God gave Israel land. There wasn’t another world for them to even live in according to God. The land that they had possessed was theirs. Anybody that was not of them was to be driven out. That was to be their world that they could control. But Pickering tries to get “the church” to be “the true people of God” through this message. He uses this phrase twice saying that the “true people of God” are to “maintain the principle of complete separation from [interfaith worship] confusion” and that Joshua warned that idol worship will weaken the “true people of God.” It is white noise to my ears to consider myself the “true people of God” because I am in the family of God. I am an heir and I am not just a “person.” A “people” then is a nation or group of people that have first place. Israel are these people and they have first place in the eyes of God. Before I was saved, there was Israel and after I die, there will be Israel.
Now, Pickering goes on saying,
It is interesting to see that Joshua placed some emphasis upon the importance of the home in maintaining a strong stand for Jehovah God. He warned that Israelites were not to “make marriages with them,” that is, with the heathen peoples who lived around them. The strength of the nation was measured by the strength of its homes.
Now he says something that really irks me. He says, “If parents and children did not maintain a separation from the heathen, then the separated stand of the entire nation would be threatened. The same is true today.” But what nation is Pickering talking about? Israel? Yes! The church? NO! Joshua wasn’t talking about the church. He was talking about the survival of a people group amongst heathens that God has said to destroy. I don’t then understand the principle in which Pickering is trying to imply here. And how is this principle true today, as Pickering states? He says:
The stand of our churches will be only as strong as the stand of its homes. We cannot expect to have churches that are strong in their separated position if the homes that compromise those churches are weak and worldly. To this end we must guard against any deterioration of our position on personal separation from the world. A church whose homes are in fellowship with the world cannot maintain itself as a separated testimony from the world.

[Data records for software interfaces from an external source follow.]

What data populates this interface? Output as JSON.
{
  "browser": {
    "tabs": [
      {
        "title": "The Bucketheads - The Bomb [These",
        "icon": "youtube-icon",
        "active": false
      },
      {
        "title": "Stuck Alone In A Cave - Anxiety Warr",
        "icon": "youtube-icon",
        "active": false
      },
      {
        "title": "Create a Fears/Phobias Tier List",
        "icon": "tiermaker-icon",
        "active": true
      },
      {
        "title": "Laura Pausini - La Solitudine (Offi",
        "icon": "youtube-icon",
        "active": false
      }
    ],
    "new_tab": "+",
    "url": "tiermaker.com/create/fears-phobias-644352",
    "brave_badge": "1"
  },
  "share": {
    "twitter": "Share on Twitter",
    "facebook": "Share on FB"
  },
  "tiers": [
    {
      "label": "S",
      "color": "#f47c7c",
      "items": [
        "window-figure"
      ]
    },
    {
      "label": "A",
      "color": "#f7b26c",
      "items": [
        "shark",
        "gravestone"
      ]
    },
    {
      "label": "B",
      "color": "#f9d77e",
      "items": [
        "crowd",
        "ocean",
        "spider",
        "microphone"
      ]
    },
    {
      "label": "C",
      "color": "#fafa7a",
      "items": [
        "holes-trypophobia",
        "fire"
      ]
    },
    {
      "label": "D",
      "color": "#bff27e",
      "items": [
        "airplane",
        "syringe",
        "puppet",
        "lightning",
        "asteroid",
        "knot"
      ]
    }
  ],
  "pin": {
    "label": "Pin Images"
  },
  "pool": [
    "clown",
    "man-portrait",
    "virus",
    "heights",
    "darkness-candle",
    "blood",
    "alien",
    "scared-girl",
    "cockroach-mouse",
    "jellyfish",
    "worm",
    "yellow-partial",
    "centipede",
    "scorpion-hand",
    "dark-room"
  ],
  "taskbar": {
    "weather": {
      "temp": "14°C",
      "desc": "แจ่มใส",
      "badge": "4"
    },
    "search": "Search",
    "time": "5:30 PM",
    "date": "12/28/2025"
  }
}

But how can this be done? What is he really talking about? Does he understand the implications for what he is saying? If I am understanding him correctly, the heathen are those who are not saved, “the true people of God” are Christians, and Christians are not have fellowship with any unsaved individuals. We are to live in our “Christian” worlds and have no contact with that which would cause “confusion” (whatever that is). Am I right?